Daran wird sich nichts ändern, auch wenn dort jetzt wieder ein Bagger tätig ist und mitten durch den Hügel eine Straße ebnet. Der Kreisverkehr bleibt in seiner Funktion bestehen. Nur werden demnächst einige Schwertransporte auf dieser Strecke erwartet, die die Platzkapazität, die der Kreisel bietet, schlicht sprengen würden. Es handelt sich um Transporter, die die Flügel von Windkraft-Rädern anliefern. Die sind so lang, dass auch die mathematische Kunst keine Lösung mehr bieten kann, wie sie in den Kreisel hinein- und wieder hinausfahren sollen, um ihn zu meistern.

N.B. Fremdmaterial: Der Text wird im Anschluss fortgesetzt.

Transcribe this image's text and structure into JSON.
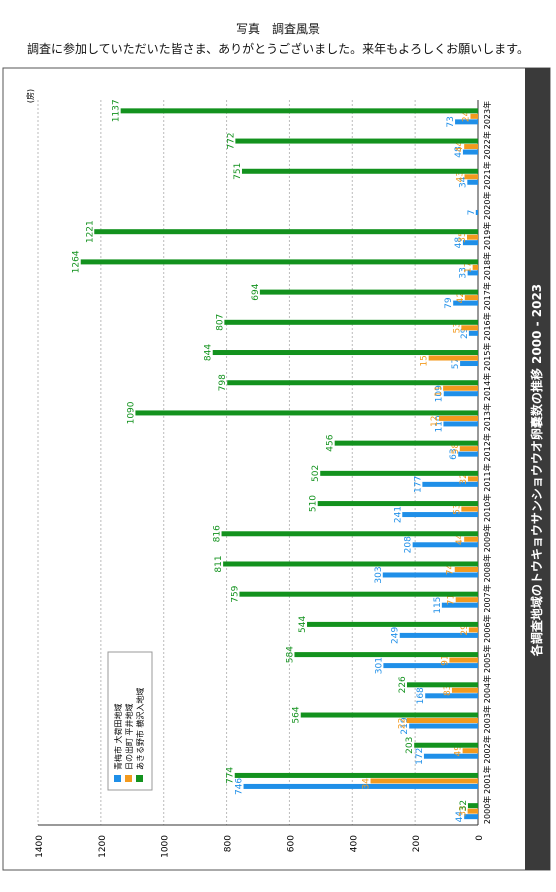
{
  "header": {
    "title": "写真　調査風景",
    "message": "調査に参加していただいた皆さま、ありがとうございました。来年もよろしくお願いします。"
  },
  "chart_data": {
    "type": "bar",
    "orientation": "horizontal",
    "title": "各調査地域のトウキョウサンショウウオ卵嚢数の推移 2000 - 2023",
    "y_label": "(房)",
    "categories": [
      "2000年",
      "2001年",
      "2002年",
      "2003年",
      "2004年",
      "2005年",
      "2006年",
      "2007年",
      "2008年",
      "2009年",
      "2010年",
      "2011年",
      "2012年",
      "2013年",
      "2014年",
      "2015年",
      "2016年",
      "2017年",
      "2018年",
      "2019年",
      "2020年",
      "2021年",
      "2022年",
      "2023年"
    ],
    "series": [
      {
        "name": "青梅市 大荷田地域",
        "color": "#1f8fe8",
        "values": [
          44,
          746,
          172,
          219,
          168,
          301,
          249,
          115,
          303,
          208,
          241,
          177,
          63,
          110,
          109,
          57,
          29,
          79,
          33,
          48,
          7,
          34,
          48,
          73
        ]
      },
      {
        "name": "日の出町 平井地域",
        "color": "#f39a1e",
        "values": [
          33,
          342,
          49,
          227,
          83,
          91,
          29,
          71,
          74,
          44,
          53,
          32,
          58,
          124,
          111,
          157,
          53,
          42,
          17,
          35,
          null,
          43,
          44,
          24
        ]
      },
      {
        "name": "あきる野市 横沢入地域",
        "color": "#13921e",
        "values": [
          32,
          774,
          203,
          564,
          226,
          584,
          544,
          759,
          811,
          816,
          510,
          502,
          456,
          1090,
          798,
          844,
          807,
          694,
          1264,
          1221,
          null,
          751,
          772,
          1137
        ]
      }
    ],
    "ylim": [
      0,
      1400
    ],
    "yticks": [
      0,
      200,
      400,
      600,
      800,
      1000,
      1200,
      1400
    ],
    "grid": true
  }
}
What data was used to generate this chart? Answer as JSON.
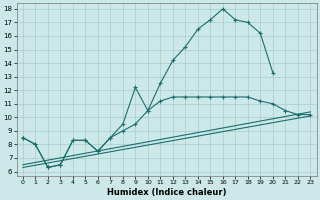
{
  "xlabel": "Humidex (Indice chaleur)",
  "background_color": "#cce8e8",
  "grid_color": "#aacccc",
  "line_color": "#1a6e6e",
  "xlim_min": -0.5,
  "xlim_max": 23.5,
  "ylim_min": 5.7,
  "ylim_max": 18.4,
  "xticks": [
    0,
    1,
    2,
    3,
    4,
    5,
    6,
    7,
    8,
    9,
    10,
    11,
    12,
    13,
    14,
    15,
    16,
    17,
    18,
    19,
    20,
    21,
    22,
    23
  ],
  "yticks": [
    6,
    7,
    8,
    9,
    10,
    11,
    12,
    13,
    14,
    15,
    16,
    17,
    18
  ],
  "line1_x": [
    0,
    1,
    2,
    3,
    4,
    5,
    6,
    7,
    8,
    9,
    10,
    11,
    12,
    13,
    14,
    15,
    16,
    17,
    18,
    19,
    20
  ],
  "line1_y": [
    8.5,
    8.0,
    6.3,
    6.5,
    8.3,
    8.3,
    7.5,
    8.5,
    9.5,
    12.2,
    10.5,
    12.5,
    14.2,
    15.2,
    16.5,
    17.2,
    18.0,
    17.2,
    17.0,
    16.2,
    13.3
  ],
  "line2_x": [
    0,
    1,
    2,
    3,
    4,
    5,
    6,
    7,
    8,
    9,
    10,
    11,
    12,
    13,
    14,
    15,
    16,
    17,
    18,
    19,
    20,
    21,
    22,
    23
  ],
  "line2_y": [
    8.5,
    8.0,
    6.3,
    6.5,
    8.3,
    8.3,
    7.5,
    8.5,
    9.0,
    9.5,
    10.5,
    11.2,
    11.5,
    11.5,
    11.5,
    11.5,
    11.5,
    11.5,
    11.5,
    11.2,
    11.0,
    10.5,
    10.2,
    10.2
  ],
  "line3_x": [
    0,
    23
  ],
  "line3_y": [
    6.5,
    10.4
  ],
  "line4_x": [
    0,
    23
  ],
  "line4_y": [
    6.3,
    10.1
  ]
}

Die Lösung heißt deshalb in diesem Fall unmissverständlich: mittendurch. Also muss die Mitte des Erdhügels zeitlich befristet weichen.

Verantwortlich für diesen Rückbau ist der Investor der Windkraftanlagen, die derzeit bei Roßdorf entstehen. Natürlich erfolgt die Maßnahme in Absprache mit dem für Landesstraßen zuständigen Amt Hessen Mobil, bestätigt Hessen-Mobil-Sprecherin Sonja Lecher eine entsprechende Anfrage der OP.

Und die Straßenmeisterei werde auch selbstverständlich die Verkehrssicherheit überprüfen und feststellen. Allein die Kosten für alles trägt ausschließlich der Investor, nicht das Land. „Wenn die Transporter durchgefahren sind, wird der Kreisel in seinen jetzigen Zustand zurückversetzt“, so Lecher weiter. Eine genaue Zeitspanne konnte sie indessen noch nicht benennen. Sie geht davon aus, dass der Erdhügel einige Wochen nach der Teilabtragung wieder vervollständigt werden kann.

PS: Wer heute nicht mehr weiß, was die eingangs erwähnte WiRaRo-Umgehung ist: Das war der gängige Begriff für die einst sehr lange geforderte Ortsumgehung für die Dörfer Wittelsberg, Rauischholzhausen und Roßdorf.